Core API: Tunneling

construct.RawCopy(subcon)

Used to obtain byte representation of a field (aside of object value).

Returns a dict containing both parsed subcon value, the raw bytes that were consumed by subcon, starting and ending offset in the stream, and amount in bytes. Builds either from raw bytes representation or a value used by subcon. Size is same as subcon.

Object is a dictionary with either “data” or “value” keys, or both.

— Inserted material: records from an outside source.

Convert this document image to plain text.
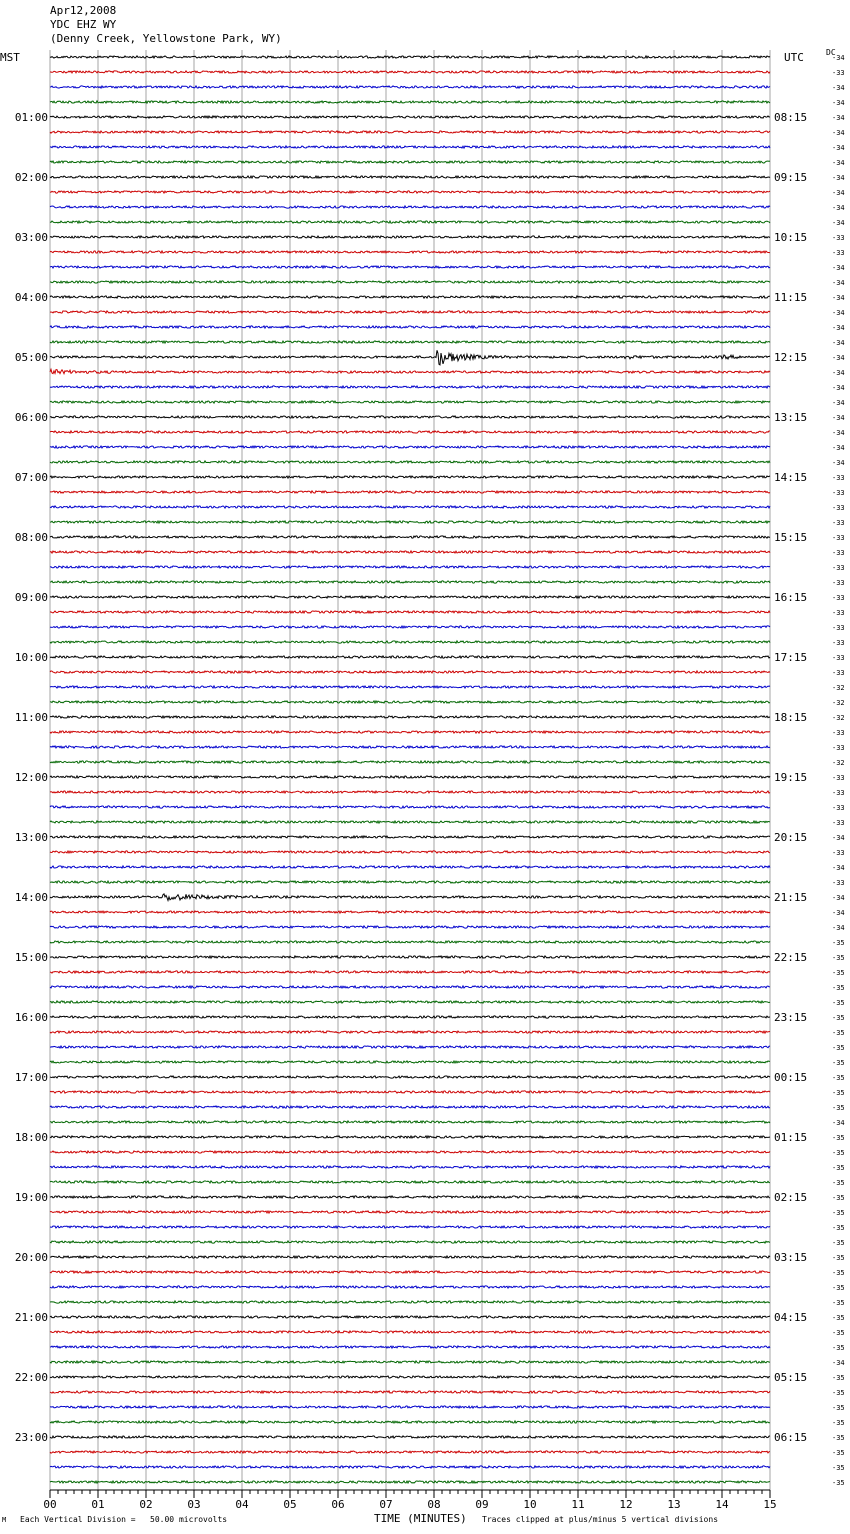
Apr12,2008
YDC EHZ WY
(Denny Creek, Yellowstone Park, WY)
MST	UTC	DC
-34
-33
-34
-34
01:00	08:15	-34
-34
-34
-34
02:00	09:15	-34
-34
-34
-34
03:00	10:15	-33
-33
-34
-34
04:00	11:15	-34
-34
-34
-34
05:00	12:15	-34
-34
-34
-34
06:00	13:15	-34
-34
-34
-34
07:00	14:15	-33
-33
-33
-33
08:00	15:15	-33
-33
-33
-33
09:00	16:15	-33
-33
-33
-33
10:00	17:15	-33
-33
-32
-32
11:00	18:15	-32
-33
-33
-32
12:00	19:15	-33
-33
-33
-33
13:00	20:15	-34
-33
-34
-33
14:00	21:15	-34
-34
-34
-35
15:00	22:15	-35
-35
-35
-35
16:00	23:15	-35
-35
-35
-35
17:00	00:15	-35
-35
-35
-34
18:00	01:15	-35
-35
-35
-35
19:00	02:15	-35
-35
-35
-35
20:00	03:15	-35
-35
-35
-35
21:00	04:15	-35
-35
-35
-34
22:00	05:15	-35
-35
-35
-35
23:00	06:15	-35
-35
-35
-35
00	01	02	03	04	05	06	07	08	09	10	11	12	13	14	15
TIME (MINUTES)
M Each Vertical Division =   50.00 microvolts	Traces clipped at plus/minus 5 vertical divisions
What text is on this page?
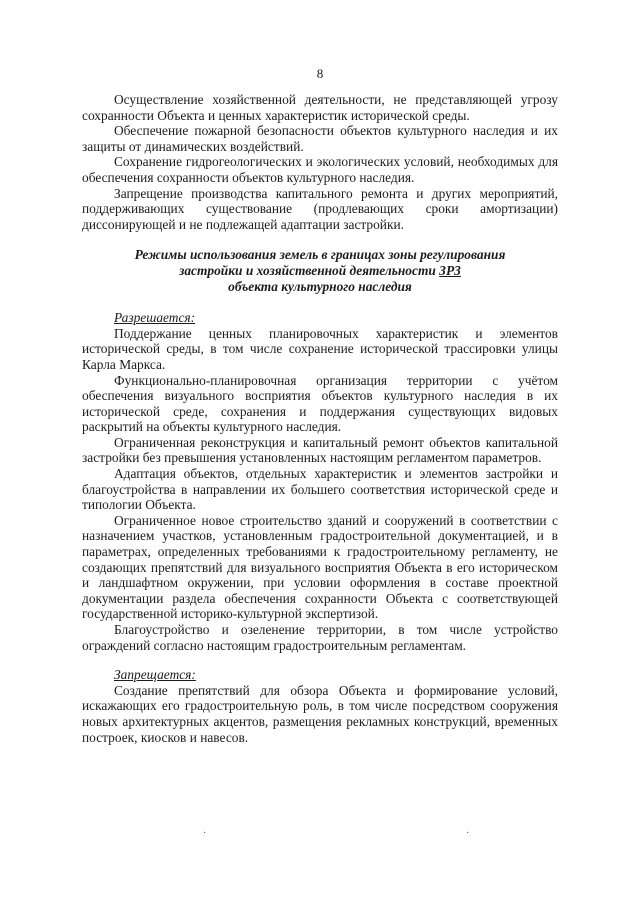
8

Осуществление хозяйственной деятельности, не представляющей угрозу сохранности Объекта и ценных характеристик исторической среды.

Обеспечение пожарной безопасности объектов культурного наследия и их защиты от динамических воздействий.

Сохранение гидрогеологических и экологических условий, необходимых для обеспечения сохранности объектов культурного наследия.

Запрещение производства капитального ремонта и других мероприятий, поддерживающих существование (продлевающих сроки амортизации) диссонирующей и не подлежащей адаптации застройки.

Режимы использования земель в границах зоны регулирования
застройки и хозяйственной деятельности ЗР3
объекта культурного наследия
Разрешается:

Поддержание ценных планировочных характеристик и элементов исторической среды, в том числе сохранение исторической трассировки улицы Карла Маркса.

Функционально-планировочная организация территории с учётом обеспечения визуального восприятия объектов культурного наследия в их исторической среде, сохранения и поддержания существующих видовых раскрытий на объекты культурного наследия.

Ограниченная реконструкция и капитальный ремонт объектов капитальной застройки без превышения установленных настоящим регламентом параметров.

Адаптация объектов, отдельных характеристик и элементов застройки и благоустройства в направлении их большего соответствия исторической среде и типологии Объекта.

Ограниченное новое строительство зданий и сооружений в соответствии с назначением участков, установленным градостроительной документацией, и в параметрах, определенных требованиями к градостроительному регламенту, не создающих препятствий для визуального восприятия Объекта в его историческом и ландшафтном окружении, при условии оформления в составе проектной документации раздела обеспечения сохранности Объекта с соответствующей государственной историко-культурной экспертизой.

Благоустройство и озеленение территории, в том числе устройство ограждений согласно настоящим градостроительным регламентам.

Запрещается:

Создание препятствий для обзора Объекта и формирование условий, искажающих его градостроительную роль, в том числе посредством сооружения новых архитектурных акцентов, размещения рекламных конструкций, временных построек, киосков и навесов.

·	·
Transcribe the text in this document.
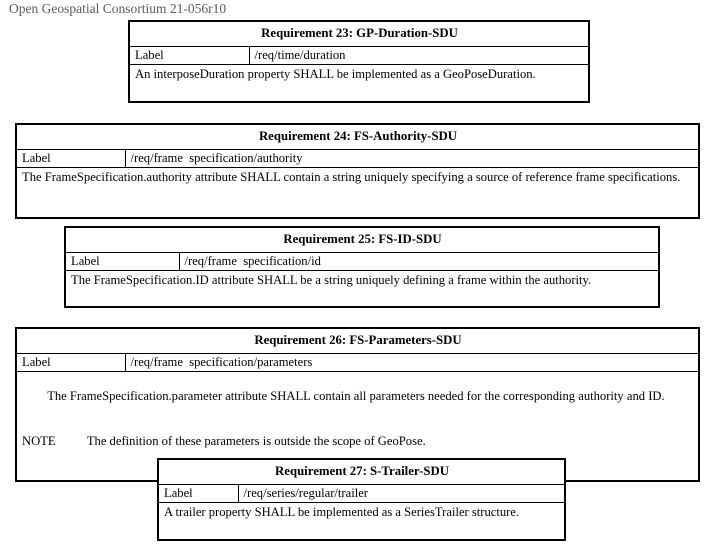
Open Geospatial Consortium 21-056r10
Requirement 23: GP-Duration-SDU
Label	/req/time/duration
An interposeDuration property SHALL be implemented as a GeoPoseDuration.
Requirement 24: FS-Authority-SDU
Label	/req/frame  specification/authority
The FrameSpecification.authority attribute SHALL contain a string uniquely specifying a source of reference frame specifications.
Requirement 25: FS-ID-SDU
Label	/req/frame  specification/id
The FrameSpecification.ID attribute SHALL be a string uniquely defining a frame within the authority.
Requirement 26: FS-Parameters-SDU
Label	/req/frame  specification/parameters

The FrameSpecification.parameter attribute SHALL contain all parameters needed for the corresponding authority and ID.

NOTE          The definition of these parameters is outside the scope of GeoPose.

Requirement 27: S-Trailer-SDU
Label	/req/series/regular/trailer
A trailer property SHALL be implemented as a SeriesTrailer structure.
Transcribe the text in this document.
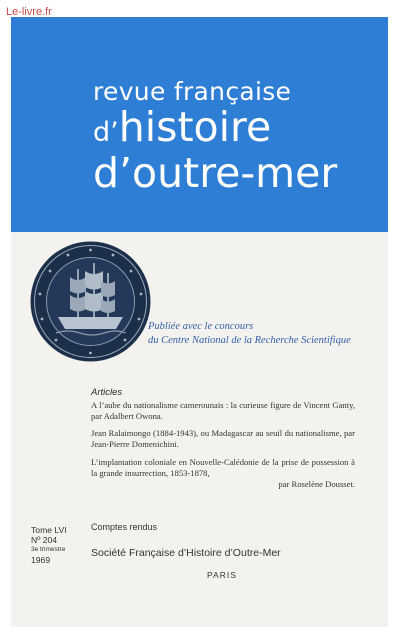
Le-livre.fr
revue française
d’histoire
d’outre-mer
Publiée avec le concours
du Centre National de la Recherche Scientifique
Articles
A l’aube du nationalisme camerounais : la curieuse figure de Vincent Ganty, par Adalbert Owona.
Jean Ralaimongo (1884-1943), ou Madagascar au seuil du nationalisme, par Jean-Pierre Domenichini.
L’implantation coloniale en Nouvelle-Calédonie de la prise de possession à la grande insurrection, 1853-1878,
par Roselène Dousset.
Tome LVI
Nº 204
3e trimestre
1969
Comptes rendus
Société Française d’Histoire d’Outre-Mer
PARIS
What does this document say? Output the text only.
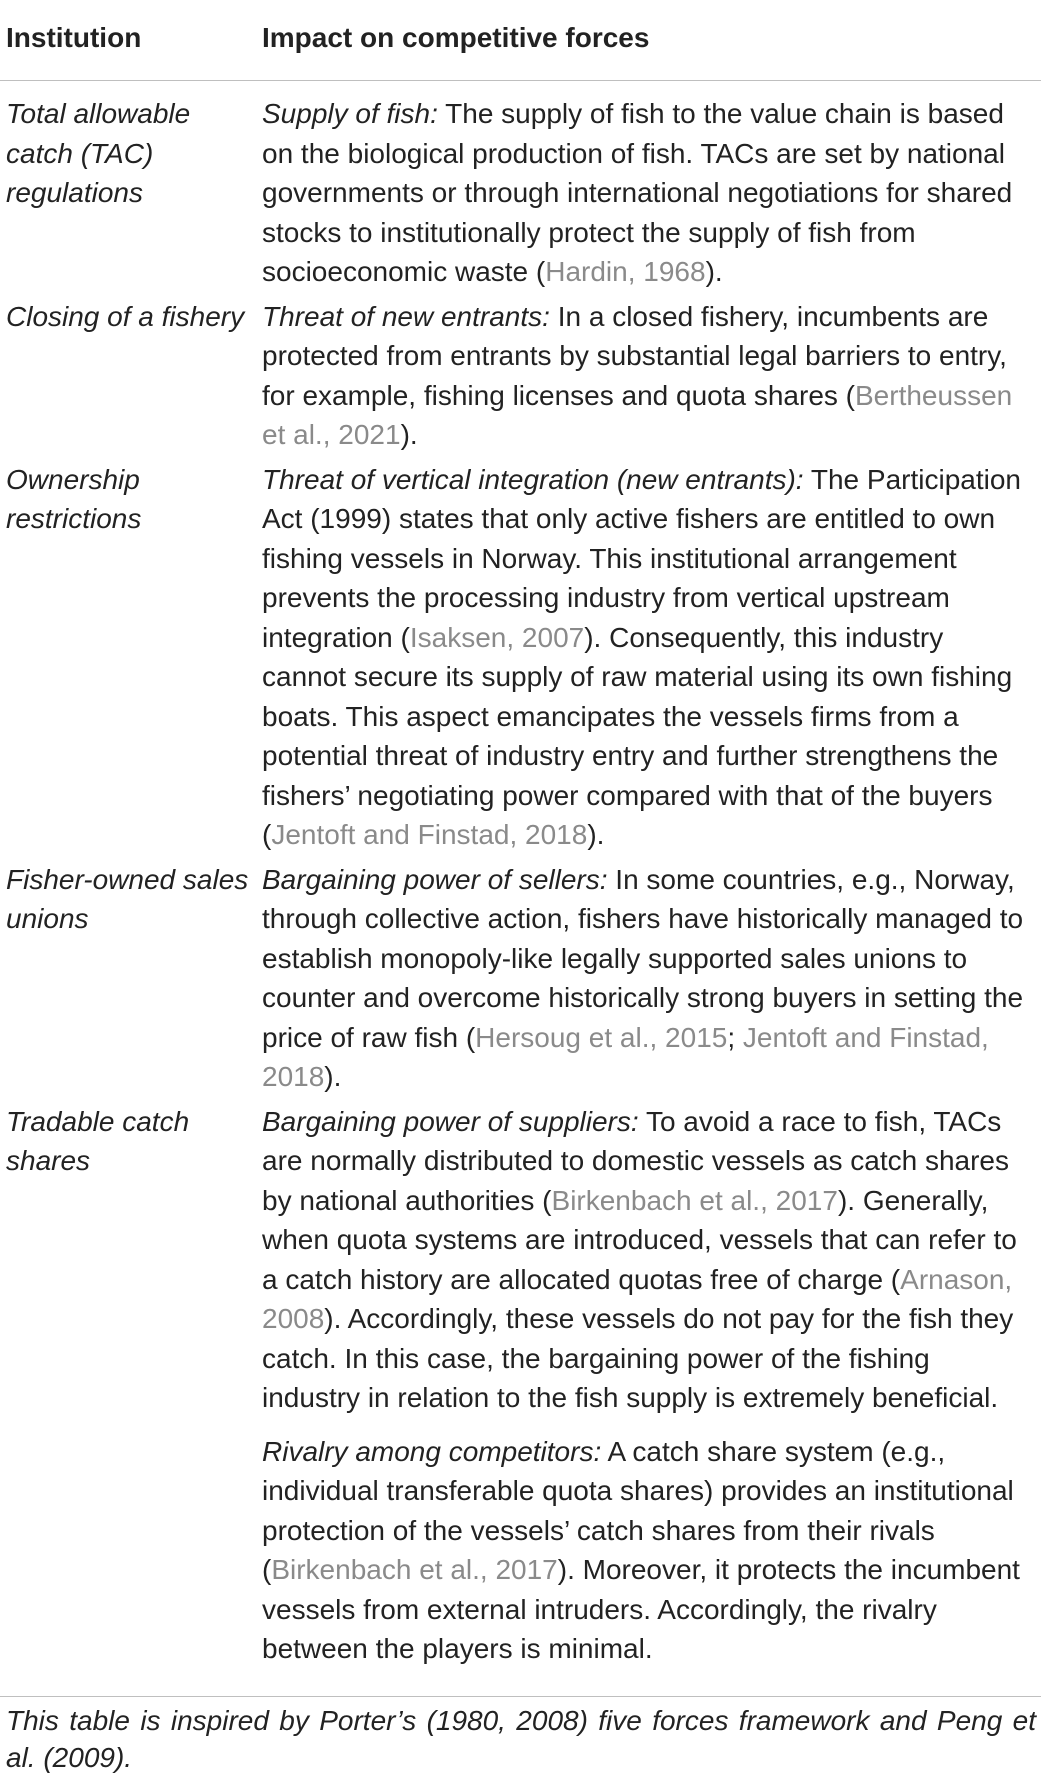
Institution	Impact on competitive forces
Total allowable catch (TAC) regulations
Supply of fish: The supply of fish to the value chain is based on the biological production of fish. TACs are set by national governments or through international negotiations for shared stocks to institutionally protect the supply of fish from socioeconomic waste (Hardin, 1968).
Closing of a fishery Threat of new entrants: In a closed fishery, incumbents are protected from entrants by substantial legal barriers to entry, for example, fishing licenses and quota shares (Bertheussen et al., 2021).
Ownership restrictions
Threat of vertical integration (new entrants): The Participation Act (1999) states that only active fishers are entitled to own fishing vessels in Norway. This institutional arrangement prevents the processing industry from vertical upstream integration (Isaksen, 2007). Consequently, this industry cannot secure its supply of raw material using its own fishing boats. This aspect emancipates the vessels firms from a potential threat of industry entry and further strengthens the fishers’ negotiating power compared with that of the buyers (Jentoft and Finstad, 2018).
Fisher-owned sales unions
Bargaining power of sellers: In some countries, e.g., Norway, through collective action, fishers have historically managed to establish monopoly-like legally supported sales unions to counter and overcome historically strong buyers in setting the price of raw fish (Hersoug et al., 2015; Jentoft and Finstad, 2018).
Tradable catch shares
Bargaining power of suppliers: To avoid a race to fish, TACs are normally distributed to domestic vessels as catch shares by national authorities (Birkenbach et al., 2017). Generally, when quota systems are introduced, vessels that can refer to a catch history are allocated quotas free of charge (Arnason, 2008). Accordingly, these vessels do not pay for the fish they catch. In this case, the bargaining power of the fishing industry in relation to the fish supply is extremely beneficial.
Rivalry among competitors: A catch share system (e.g., individual transferable quota shares) provides an institutional protection of the vessels’ catch shares from their rivals (Birkenbach et al., 2017). Moreover, it protects the incumbent vessels from external intruders. Accordingly, the rivalry between the players is minimal.
This table is inspired by Porter’s (1980, 2008) five forces framework and Peng et al. (2009).
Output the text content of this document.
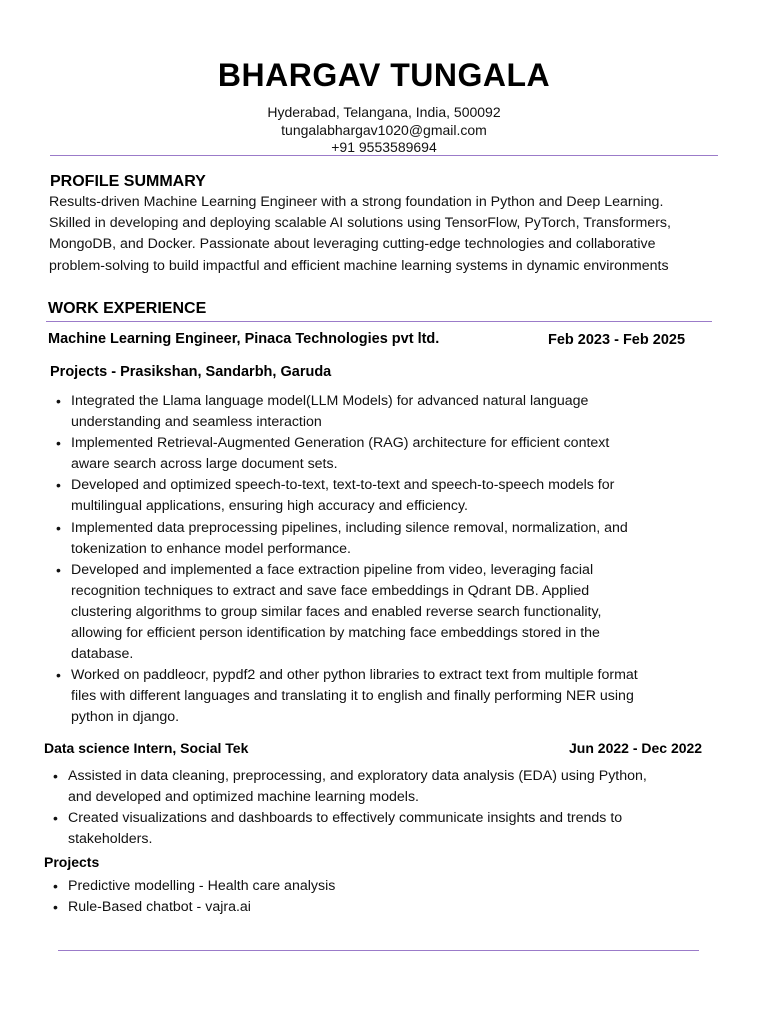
BHARGAV TUNGALA
Hyderabad, Telangana, India, 500092
tungalabhargav1020@gmail.com
+91 9553589694
PROFILE SUMMARY
Results-driven Machine Learning Engineer with a strong foundation in Python and Deep Learning.
Skilled in developing and deploying scalable AI solutions using TensorFlow, PyTorch, Transformers,
MongoDB, and Docker. Passionate about leveraging cutting-edge technologies and collaborative
problem-solving to build impactful and efficient machine learning systems in dynamic environments
WORK EXPERIENCE
Machine Learning Engineer, Pinaca Technologies pvt ltd.	Feb 2023 - Feb 2025
Projects - Prasikshan, Sandarbh, Garuda
• Integrated the Llama language model(LLM Models) for advanced natural language
understanding and seamless interaction
• Implemented Retrieval-Augmented Generation (RAG) architecture for efficient context
aware search across large document sets.
• Developed and optimized speech-to-text, text-to-text and speech-to-speech models for
multilingual applications, ensuring high accuracy and efficiency.
• Implemented data preprocessing pipelines, including silence removal, normalization, and
tokenization to enhance model performance.
• Developed and implemented a face extraction pipeline from video, leveraging facial
recognition techniques to extract and save face embeddings in Qdrant DB. Applied
clustering algorithms to group similar faces and enabled reverse search functionality,
allowing for efficient person identification by matching face embeddings stored in the
database.
• Worked on paddleocr, pypdf2 and other python libraries to extract text from multiple format
files with different languages and translating it to english and finally performing NER using
python in django.
Data science Intern, Social Tek	Jun 2022 - Dec 2022
• Assisted in data cleaning, preprocessing, and exploratory data analysis (EDA) using Python,
and developed and optimized machine learning models.
• Created visualizations and dashboards to effectively communicate insights and trends to
stakeholders.
Projects
• Predictive modelling - Health care analysis
• Rule-Based chatbot - vajra.ai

When building, if both the “value” and “data” keys are present, then the “data” key is used and the “value” key is ignored. This is undesirable in the case that you parse some data for the purpose of modifying it and writing it back; in this case, delete the “data” key when modifying the “value” key to correctly rebuild the former.

Parameters:

subcon – Construct instance

Raises:
  • StreamError – stream is not seekable and tellable

  • RawCopyError – building and neither data or value was given

  • StringError – building from non-bytes value, perhaps unicode

Example:

>>> d = RawCopy(Byte)
>>> d.parse(b"\xff")
Container(data=b'\xff', value=255, offset1=0, offset2=1, length=1)
>>> d.build(dict(data=b"\xff"))
'\xff'
>>> d.build(dict(value=255))
'\xff'
construct.ByteSwapped(subcon)

Swaps the byte order within boundaries of given subcon. Requires a fixed sized subcon.

Parameters:

subcon – Construct instance, subcon on top of byte swapped bytes

Raises:

SizeofError – ctor or compiler could not compute subcon size

See Transformed and Restreamed for raisable exceptions.

Example:

Int24ul <--> ByteSwapped(Int24ub) <--> BytesInteger(3, swapped=True) <--> ByteSwapped(BytesInteger(3))
construct.BitsSwapped(subcon)

Swaps the bit order within each byte within boundaries of given subcon. Does NOT require a fixed sized subcon.

Parameters:

subcon – Construct instance, subcon on top of bit swapped bytes

Raises:

SizeofError – compiler could not compute subcon size

See Transformed and Restreamed for raisable exceptions.

Example:

>>> d = Bitwise(Bytes(8))
>>> d.parse(b"\x01")
'\x00\x00\x00\x00\x00\x00\x00\x01'
>>>> BitsSwapped(d).parse(b"\x01")
'\x01\x00\x00\x00\x00\x00\x00\x00'
construct.Prefixed(lengthfield, subcon, includelength=False)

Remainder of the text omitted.